Realidade (Relato de um vigilante).

Realidade (Relato de um vigilante).

Local: Franca SP

Baseado em relato.

O dia estava frio, cinzento, era sem dúvida um dia triste. Os sapatos de couro sintético do senhor Geraldo estalavam sem ritmo frente ao silêncio da universidade que vigiava. Com olhos atentos averiguava cada milímetro do tão conhecido corredor e, em cada curva, agarrava a coronha do revólver; expondo uma preocupação inerente e constante em não ser surpreendido.

O vento frio avermelhava-lhe a face e lhe descascava os lábios de forma gradativa e contínua; forçando-lhe a umedecê-los incessantemente. Era janeiro e, tal condição do tempo; era uma anomalia.

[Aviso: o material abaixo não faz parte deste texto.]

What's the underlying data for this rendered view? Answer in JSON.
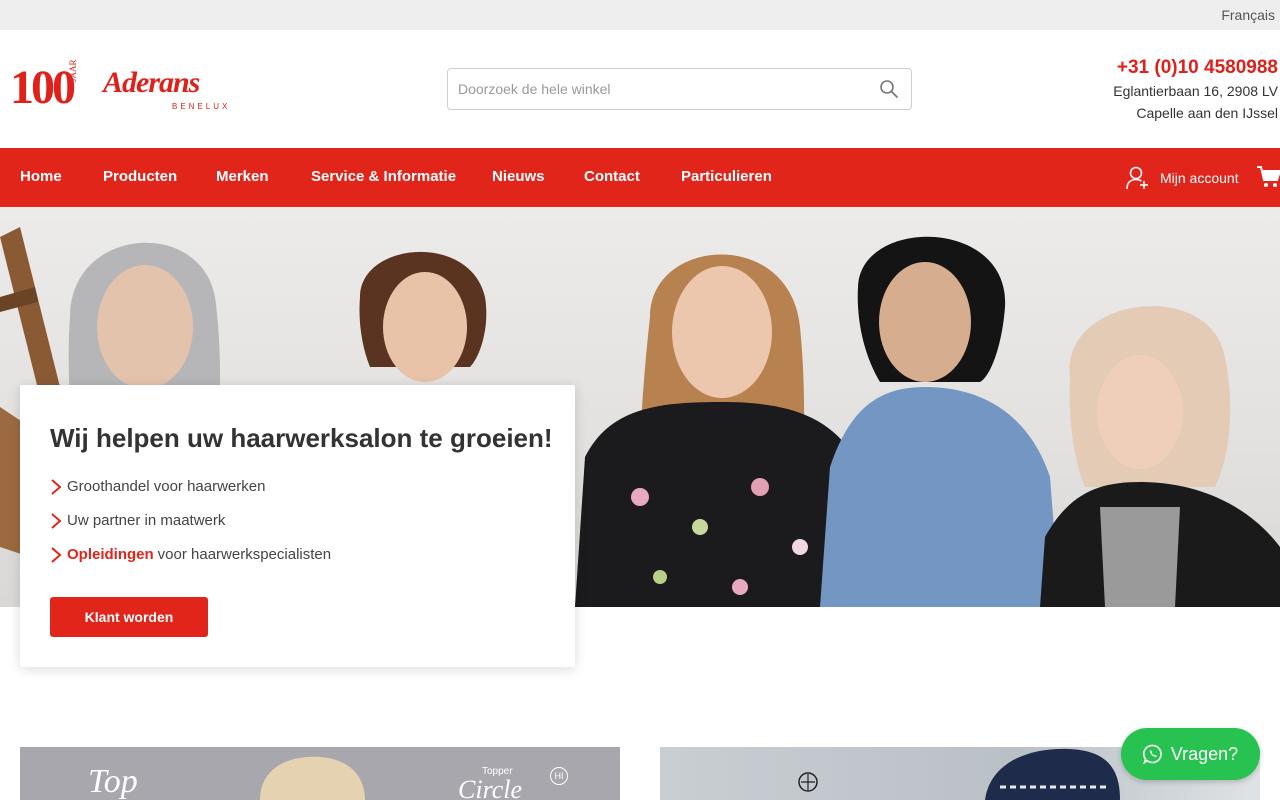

“Há algo errado com este mundo!” – Pensava sempre o idoso vigilante.

Mas, em verdade, para Geraldo, dias cinzas e frios como aquele, conduziam lembranças de um dia bem parecido; este que com grande ênfase, há tempos assola seus pensamentos: Não era janeiro no entanto, e sim junho, inverno; dia vinte e quatro para ser exato, e com exatidão Geraldo afirmaria que era um domingo , um dia frio, como muitos em que o pobre vigilante já se acostumara a trabalhar.

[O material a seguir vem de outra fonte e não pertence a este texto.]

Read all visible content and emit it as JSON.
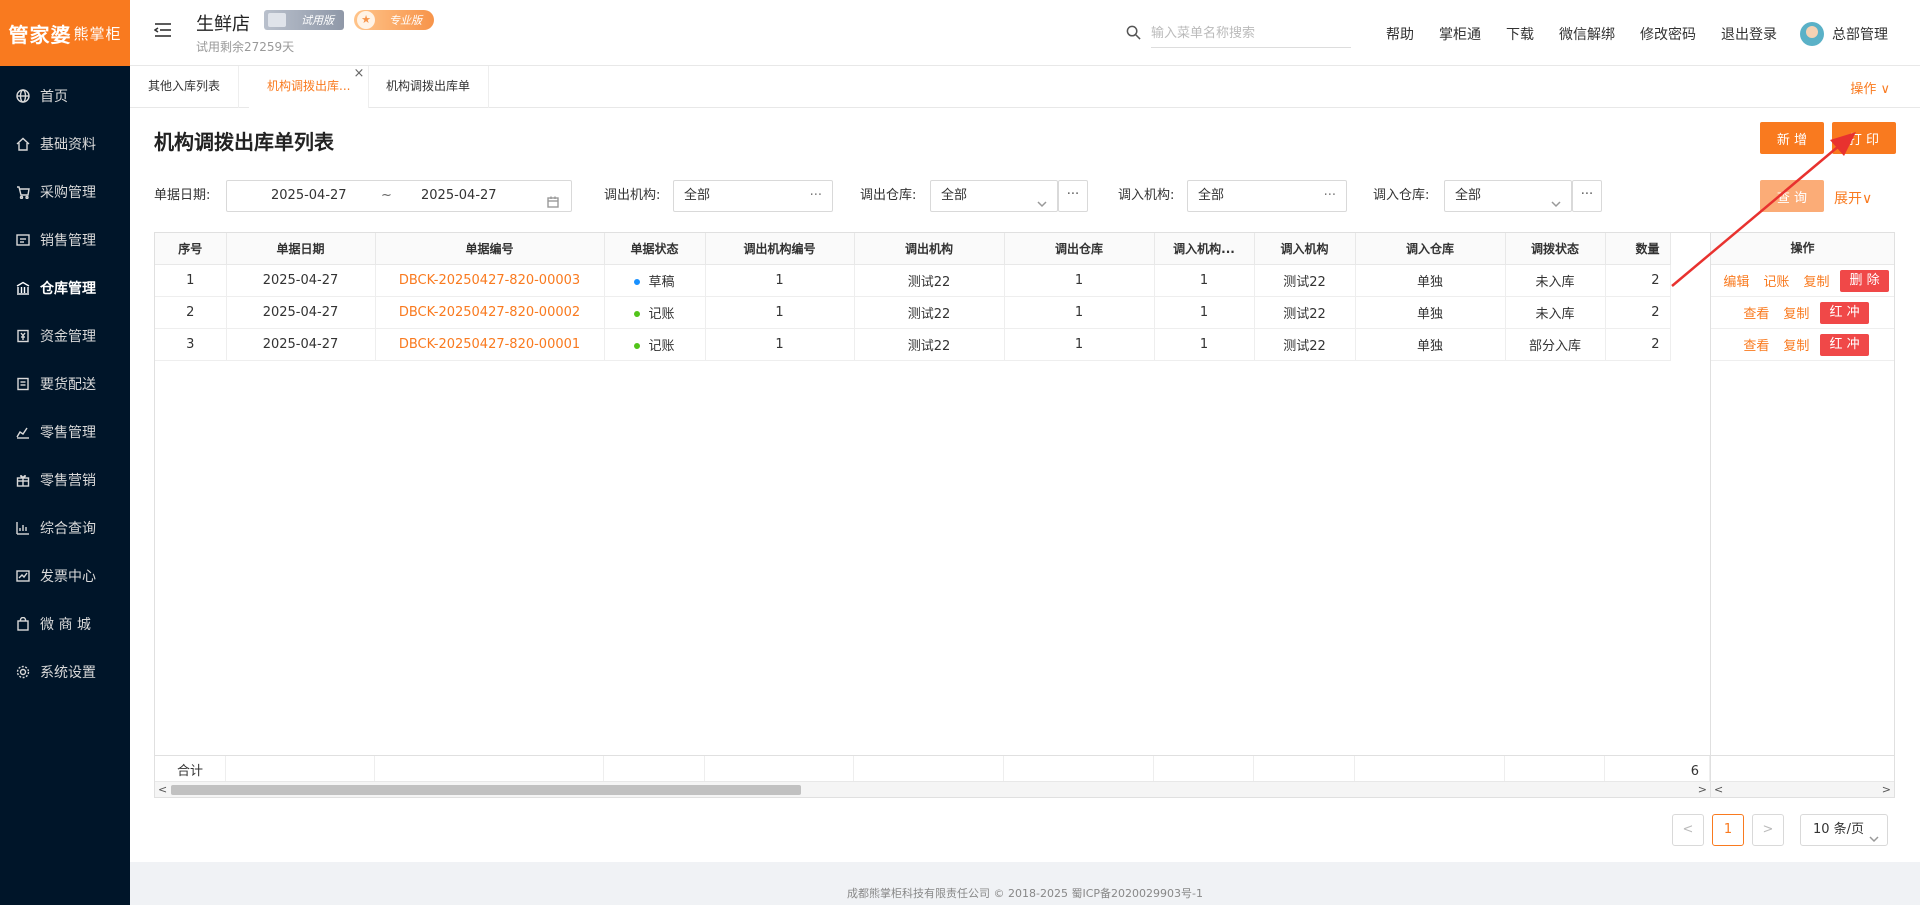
{
  "logo": {
    "main": "管家婆",
    "sub": "熊掌柜"
  },
  "sidebar": {
    "items": [
      {
        "label": "首页",
        "icon": "globe-icon"
      },
      {
        "label": "基础资料",
        "icon": "home-icon"
      },
      {
        "label": "采购管理",
        "icon": "cart-icon"
      },
      {
        "label": "销售管理",
        "icon": "sales-icon"
      },
      {
        "label": "仓库管理",
        "icon": "warehouse-icon"
      },
      {
        "label": "资金管理",
        "icon": "money-icon"
      },
      {
        "label": "要货配送",
        "icon": "delivery-icon"
      },
      {
        "label": "零售管理",
        "icon": "chart-icon"
      },
      {
        "label": "零售营销",
        "icon": "gift-icon"
      },
      {
        "label": "综合查询",
        "icon": "bar-chart-icon"
      },
      {
        "label": "发票中心",
        "icon": "invoice-icon"
      },
      {
        "label": "微 商 城",
        "icon": "bag-icon"
      },
      {
        "label": "系统设置",
        "icon": "gear-icon"
      }
    ],
    "active_index": 4
  },
  "header": {
    "shop_name": "生鲜店",
    "trial_badge": "试用版",
    "pro_badge": "专业版",
    "trial_days": "试用剩余27259天",
    "search_placeholder": "输入菜单名称搜索",
    "links": [
      "帮助",
      "掌柜通",
      "下载",
      "微信解绑",
      "修改密码",
      "退出登录"
    ],
    "user_name": "总部管理"
  },
  "tabs": {
    "items": [
      "其他入库列表",
      "机构调拨出库...",
      "机构调拨出库单"
    ],
    "active_index": 1,
    "close_glyph": "×",
    "ops_label": "操作 ∨"
  },
  "page": {
    "title": "机构调拨出库单列表",
    "btn_new": "新 增",
    "btn_print": "打 印",
    "btn_query": "查 询",
    "expand_label": "展开∨"
  },
  "filters": {
    "date_label": "单据日期:",
    "date_start": "2025-04-27",
    "date_sep": "~",
    "date_end": "2025-04-27",
    "out_org_label": "调出机构:",
    "out_org_value": "全部",
    "out_wh_label": "调出仓库:",
    "out_wh_value": "全部",
    "in_org_label": "调入机构:",
    "in_org_value": "全部",
    "in_wh_label": "调入仓库:",
    "in_wh_value": "全部",
    "more": "···"
  },
  "table": {
    "columns": [
      "序号",
      "单据日期",
      "单据编号",
      "单据状态",
      "调出机构编号",
      "调出机构",
      "调出仓库",
      "调入机构...",
      "调入机构",
      "调入仓库",
      "调拨状态",
      "数量"
    ],
    "ops_header": "操作",
    "rows": [
      {
        "seq": "1",
        "date": "2025-04-27",
        "no": "DBCK-20250427-820-00003",
        "status": "草稿",
        "status_color": "#1890ff",
        "out_org_no": "1",
        "out_org": "测试22",
        "out_wh": "1",
        "in_org_no": "1",
        "in_org": "测试22",
        "in_wh": "单独",
        "alloc_status": "未入库",
        "qty": "2",
        "ops": [
          "编辑",
          "记账",
          "复制"
        ],
        "op_btn": "删 除"
      },
      {
        "seq": "2",
        "date": "2025-04-27",
        "no": "DBCK-20250427-820-00002",
        "status": "记账",
        "status_color": "#52c41a",
        "out_org_no": "1",
        "out_org": "测试22",
        "out_wh": "1",
        "in_org_no": "1",
        "in_org": "测试22",
        "in_wh": "单独",
        "alloc_status": "未入库",
        "qty": "2",
        "ops": [
          "查看",
          "复制"
        ],
        "op_btn": "红 冲"
      },
      {
        "seq": "3",
        "date": "2025-04-27",
        "no": "DBCK-20250427-820-00001",
        "status": "记账",
        "status_color": "#52c41a",
        "out_org_no": "1",
        "out_org": "测试22",
        "out_wh": "1",
        "in_org_no": "1",
        "in_org": "测试22",
        "in_wh": "单独",
        "alloc_status": "部分入库",
        "qty": "2",
        "ops": [
          "查看",
          "复制"
        ],
        "op_btn": "红 冲"
      }
    ],
    "summary_label": "合计",
    "summary_qty": "6"
  },
  "pagination": {
    "prev": "<",
    "current": "1",
    "next": ">",
    "page_size": "10 条/页"
  },
  "footer": "成都熊掌柜科技有限责任公司 © 2018-2025 蜀ICP备2020029903号-1",
  "colors": {
    "accent": "#f97a1f",
    "danger": "#f04848",
    "sidebar_bg": "#001529",
    "annotation": "#e8322f"
  }
}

A universidade estava vazia e somente a alma de Geraldo ali se prostava ao trabalho. Os corredores imensos se tornavam contínuos emissores de luz e som quando vazios e, ainda mais, quando intensificados pelo vento e a dilatação. Geraldo absorto nestes ruídos ou sons fazia temerosamente a sua ronda. Pois claro! Tanto qualquer barulho pode ser causado pelo vento, como também por um ladrão. Sem questionamentos, Geraldo era um vigilante precavido. Deste modo, dias assim faziam com que Geraldo depositasse atenção dobrada ao trabalho e à sua vida.

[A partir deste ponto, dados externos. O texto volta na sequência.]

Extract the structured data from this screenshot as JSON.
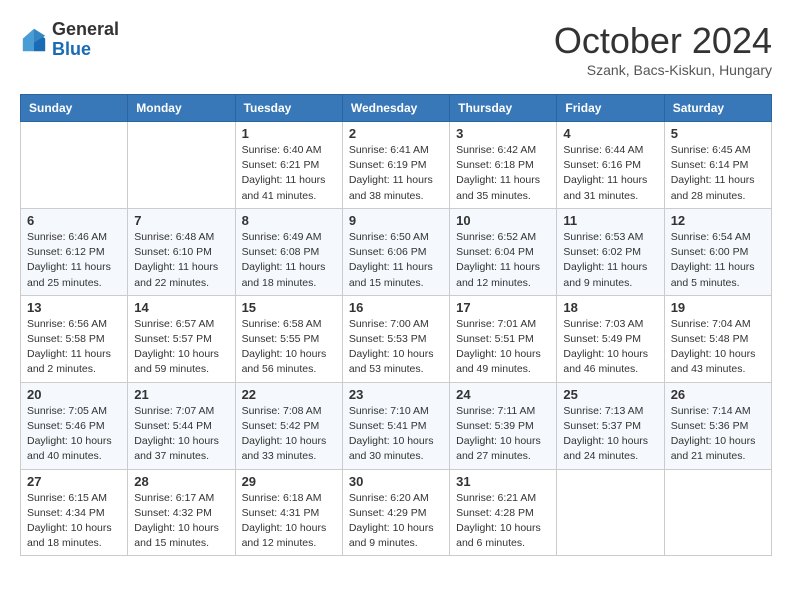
{
  "header": {
    "logo": {
      "general": "General",
      "blue": "Blue"
    },
    "title": "October 2024",
    "subtitle": "Szank, Bacs-Kiskun, Hungary"
  },
  "calendar": {
    "days_of_week": [
      "Sunday",
      "Monday",
      "Tuesday",
      "Wednesday",
      "Thursday",
      "Friday",
      "Saturday"
    ],
    "weeks": [
      [
        {
          "day": "",
          "info": ""
        },
        {
          "day": "",
          "info": ""
        },
        {
          "day": "1",
          "info": "Sunrise: 6:40 AM\nSunset: 6:21 PM\nDaylight: 11 hours and 41 minutes."
        },
        {
          "day": "2",
          "info": "Sunrise: 6:41 AM\nSunset: 6:19 PM\nDaylight: 11 hours and 38 minutes."
        },
        {
          "day": "3",
          "info": "Sunrise: 6:42 AM\nSunset: 6:18 PM\nDaylight: 11 hours and 35 minutes."
        },
        {
          "day": "4",
          "info": "Sunrise: 6:44 AM\nSunset: 6:16 PM\nDaylight: 11 hours and 31 minutes."
        },
        {
          "day": "5",
          "info": "Sunrise: 6:45 AM\nSunset: 6:14 PM\nDaylight: 11 hours and 28 minutes."
        }
      ],
      [
        {
          "day": "6",
          "info": "Sunrise: 6:46 AM\nSunset: 6:12 PM\nDaylight: 11 hours and 25 minutes."
        },
        {
          "day": "7",
          "info": "Sunrise: 6:48 AM\nSunset: 6:10 PM\nDaylight: 11 hours and 22 minutes."
        },
        {
          "day": "8",
          "info": "Sunrise: 6:49 AM\nSunset: 6:08 PM\nDaylight: 11 hours and 18 minutes."
        },
        {
          "day": "9",
          "info": "Sunrise: 6:50 AM\nSunset: 6:06 PM\nDaylight: 11 hours and 15 minutes."
        },
        {
          "day": "10",
          "info": "Sunrise: 6:52 AM\nSunset: 6:04 PM\nDaylight: 11 hours and 12 minutes."
        },
        {
          "day": "11",
          "info": "Sunrise: 6:53 AM\nSunset: 6:02 PM\nDaylight: 11 hours and 9 minutes."
        },
        {
          "day": "12",
          "info": "Sunrise: 6:54 AM\nSunset: 6:00 PM\nDaylight: 11 hours and 5 minutes."
        }
      ],
      [
        {
          "day": "13",
          "info": "Sunrise: 6:56 AM\nSunset: 5:58 PM\nDaylight: 11 hours and 2 minutes."
        },
        {
          "day": "14",
          "info": "Sunrise: 6:57 AM\nSunset: 5:57 PM\nDaylight: 10 hours and 59 minutes."
        },
        {
          "day": "15",
          "info": "Sunrise: 6:58 AM\nSunset: 5:55 PM\nDaylight: 10 hours and 56 minutes."
        },
        {
          "day": "16",
          "info": "Sunrise: 7:00 AM\nSunset: 5:53 PM\nDaylight: 10 hours and 53 minutes."
        },
        {
          "day": "17",
          "info": "Sunrise: 7:01 AM\nSunset: 5:51 PM\nDaylight: 10 hours and 49 minutes."
        },
        {
          "day": "18",
          "info": "Sunrise: 7:03 AM\nSunset: 5:49 PM\nDaylight: 10 hours and 46 minutes."
        },
        {
          "day": "19",
          "info": "Sunrise: 7:04 AM\nSunset: 5:48 PM\nDaylight: 10 hours and 43 minutes."
        }
      ],
      [
        {
          "day": "20",
          "info": "Sunrise: 7:05 AM\nSunset: 5:46 PM\nDaylight: 10 hours and 40 minutes."
        },
        {
          "day": "21",
          "info": "Sunrise: 7:07 AM\nSunset: 5:44 PM\nDaylight: 10 hours and 37 minutes."
        },
        {
          "day": "22",
          "info": "Sunrise: 7:08 AM\nSunset: 5:42 PM\nDaylight: 10 hours and 33 minutes."
        },
        {
          "day": "23",
          "info": "Sunrise: 7:10 AM\nSunset: 5:41 PM\nDaylight: 10 hours and 30 minutes."
        },
        {
          "day": "24",
          "info": "Sunrise: 7:11 AM\nSunset: 5:39 PM\nDaylight: 10 hours and 27 minutes."
        },
        {
          "day": "25",
          "info": "Sunrise: 7:13 AM\nSunset: 5:37 PM\nDaylight: 10 hours and 24 minutes."
        },
        {
          "day": "26",
          "info": "Sunrise: 7:14 AM\nSunset: 5:36 PM\nDaylight: 10 hours and 21 minutes."
        }
      ],
      [
        {
          "day": "27",
          "info": "Sunrise: 6:15 AM\nSunset: 4:34 PM\nDaylight: 10 hours and 18 minutes."
        },
        {
          "day": "28",
          "info": "Sunrise: 6:17 AM\nSunset: 4:32 PM\nDaylight: 10 hours and 15 minutes."
        },
        {
          "day": "29",
          "info": "Sunrise: 6:18 AM\nSunset: 4:31 PM\nDaylight: 10 hours and 12 minutes."
        },
        {
          "day": "30",
          "info": "Sunrise: 6:20 AM\nSunset: 4:29 PM\nDaylight: 10 hours and 9 minutes."
        },
        {
          "day": "31",
          "info": "Sunrise: 6:21 AM\nSunset: 4:28 PM\nDaylight: 10 hours and 6 minutes."
        },
        {
          "day": "",
          "info": ""
        },
        {
          "day": "",
          "info": ""
        }
      ]
    ]
  }
}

Geraldo com sua mente, determinou, como todas as pessoas, um local onde reinava um medo maior, mais exatamente um pequeno corredor localizado entre a sala de raios-X e a de revelação no setor de odontologia, pois, assim como muitos que, por um receio irracional evitam passar por uma pequena rua, ou conversar com certa pessoa, ou ainda, caminhar sob uma grande árvore; Geraldo evitava a todo custo ir àquele setor. Não que ali houvesse algo além do comum, não, contudo ali os barulhos eram somente diferentes, mais suaves, rítmicos; mais humano. Ali, o ambiente era frio e úmido, talvez pelos produtos químicos da sala de revelação, que por ficarem destampados ao lado da pia talvez proporcionassem esta sensação, Geraldo acreditava nisto, mas sua mente não.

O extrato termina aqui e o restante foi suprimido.